Microsoft inhibits software competition

To resolve Microsoft’s antitrust trial, the government recently decided to divide Microsoft into two distinct companies. During the court case, the government presented strong allegations against the company, suggesting that it purposely and unfairly stifled its competition. This behavior is harmful to a free market, which relies on innovation, often from smaller companies that lack the capital to wage war against giants. If the allegations are true, then in the interests of consumers and free enterprise, limitations must be placed on Microsoft.
Despite Microsoft’s stronghold, some innovators still manage to develop competitive software. The small but growing support for the Linux operating system demonstrates that Microsoft cannot horde every niche of the market. The problem, however, is when a competitor grabs a market share large enough to get the attention of the mighty Microsoft. When Microsoft wants to market Internet Explorer as an alternative to Netscape, they merely package it with their operating system. This gives the company an undeserved advantage over its competitors. While the software industry thrives on grass-roots innovation, the software titan can overcome contenders without developing a technically superior product simply because it already developed the dominant operating system on the market. A company that can so easily defeat its rivals without providing a superior product only harms its customers.
In court, Gates seemed unable to remember the details of an alleged plan to join forces with Apple to undermine Sun Microsystems, despite strong evidence suggesting there was such a plan. Microsoft cannot be allowed to unfairly compromise its competitors in any case. Additionally, a government filing cites an e-mail by Chairman Bill Gates in which he allegedly told employees to redesign software to function better with Microsoft’s own products than its rivals.
Critics argue that Microsoft’s monopoly helps ensure compatibility between software packages. The theory is since Microsoft manufactures the most commonly used software, more applications will be compatible with each other. A fundamental characteristic of the technology industry is its ongoing effort to establish standards and compatibility among its many disparate parts, with or without a single monopoly governing the whole of the industry. All companies that want to stay in business must manufacture technology and software that is compatible with the current standards. In fact, if Microsoft made any effort to harm the competition by redesigning software to function less well with rival products, the Microsoft monopoly would actually be damaging what compatibility does exist. Maintaining compatibility and industrywide standards should be a priority. The software industry requires both competition and cooperation.

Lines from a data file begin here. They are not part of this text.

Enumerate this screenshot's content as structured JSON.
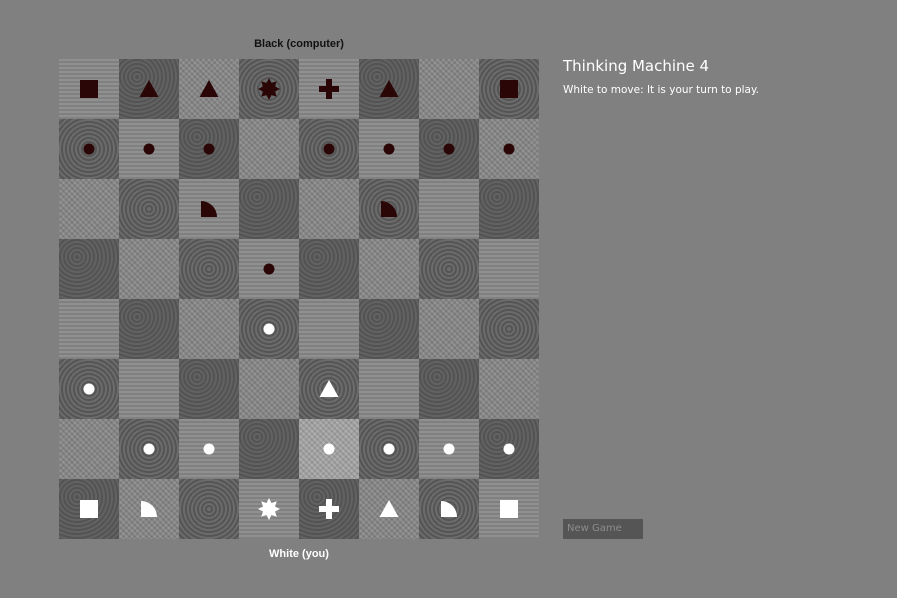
{
  "title": "Thinking Machine 4",
  "status": "White to move: It is your turn to play.",
  "black_label": "Black (computer)",
  "white_label": "White (you)",
  "new_game_label": "New Game",
  "colors": {
    "white_piece": "#ffffff",
    "black_piece": "#2a0606",
    "background": "#808080"
  },
  "board": [
    [
      "black-rook",
      "black-bishop",
      "black-bishop",
      "black-queen",
      "black-king",
      "black-bishop",
      "",
      "black-rook"
    ],
    [
      "black-pawn",
      "black-pawn",
      "black-pawn",
      "",
      "black-pawn",
      "black-pawn",
      "black-pawn",
      "black-pawn"
    ],
    [
      "",
      "",
      "black-knight",
      "",
      "",
      "black-knight",
      "",
      ""
    ],
    [
      "",
      "",
      "",
      "black-pawn",
      "",
      "",
      "",
      ""
    ],
    [
      "",
      "",
      "",
      "white-pawn",
      "",
      "",
      "",
      ""
    ],
    [
      "white-pawn",
      "",
      "",
      "",
      "white-bishop",
      "",
      "",
      ""
    ],
    [
      "",
      "white-pawn",
      "white-pawn",
      "",
      "white-pawn",
      "white-pawn",
      "white-pawn",
      "white-pawn"
    ],
    [
      "white-rook",
      "white-knight",
      "",
      "white-queen",
      "white-king",
      "white-bishop",
      "white-knight",
      "white-rook"
    ]
  ]
}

The decision to break up Microsoft might resemble a punishment for being too successful, but the government is not punishing success, despite the claims of critics. It is defending consumers and the free market. A successful company like Microsoft cannot stand in the way of creativity and invention simply to protect its own assets. To defend itself, Microsoft must prove that it did not intend to directly harm competitors, regardless of the mounting evidence to the contrary.